Misinformation, propaganda, and outright lies proliferate on the web, with some narratives having dangerous real-world consequences on public health, elections, and individual safety. However, despite the impact of misinformation, the research community largely lacks automated and programmatic approaches for tracking news narratives across online platforms. In this work, utilizing daily scrapes of 1,334 unreliable news websites, the large-language model MPNet, and DP-Means clustering, we introduce a system to automatically identify and track the narratives spread within online ecosystems. Identifying 52,036 narratives on these 1,334 websites, we describe the most prevalent narratives spread in 2022 and identify the most influential websites that originate and amplify narratives. Finally, we show how our system can be utilized to detect new narratives originating from unreliable news websites and to aid fact-checkers in more quickly addressing misinformation.
https://www.computer.org/csdl/proceedings-article/sp/2024/313000a180/1V28Z4xTqTK
The folder dpmeans_clustering
contains code that performs an optimized version of DP-Means Clustering using cosine similarity rather than Euclidean distance.

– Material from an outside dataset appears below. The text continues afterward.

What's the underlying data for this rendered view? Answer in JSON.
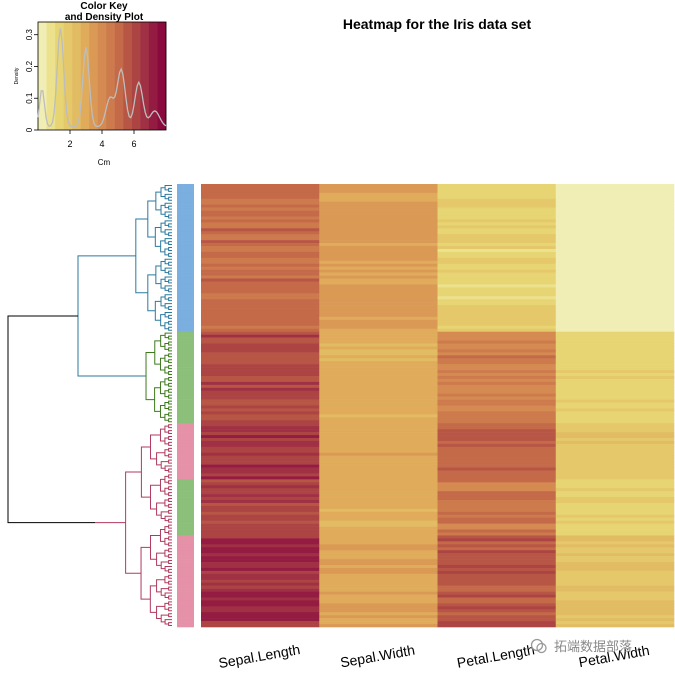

This GitHub repository contains the websites utilized to document the popularity and influence of different unreliable and biased websites. This dataset consists of 1,334 unreliable and biased websites.
For additional details about the collection method and analysis of these websites, see our paper/analysis here: https://www.hanshanley.com/files/Specious_Sites.pdf
If our lists of sites are useful for your own research, you can cite us with the following BibTex entry:
@INPROCEEDINGS {10646651,
author = { Hanley, Hans W. A. and Kumar, Deepak and Durumeric, Zakir },
booktitle = { 2024 IEEE Symposium on Security and Privacy (SP) },
title = {{ Specious Sites: Tracking the Spread and Sway of Spurious News Stories at Scale }},
year = {2024},
volume = {},
ISSN = {},
pages = {1609-1627},
keywords = {Privacy;Codes;Voting;Ecosystems;Safety;Security;Fake news},
doi = {10.1109/SP54263.2024.00171},
url = {https://doi.ieeecomputersociety.org/10.1109/SP54263.2024.00171},
publisher = {IEEE Computer Society},
address = {Los Alamitos, CA, USA},
month =May}
Copyright 2024 The Board of Trustees of The Leland Stanford Junior University
Licensed under the Apache License, Version 2.0 (the "License"); you may not use this file except in compliance with the License. You may obtain a copy of the License at
http://www.apache.org/licenses/LICENSE-2.0
Unless required by applicable law or agreed to in writing, software distributed under the License is distributed on an "AS IS" BASIS, WITHOUT WARRANTIES OR CONDITIONS OF ANY KIND, either express or implied. See the License for the specific language governing permissions and limitations under the License.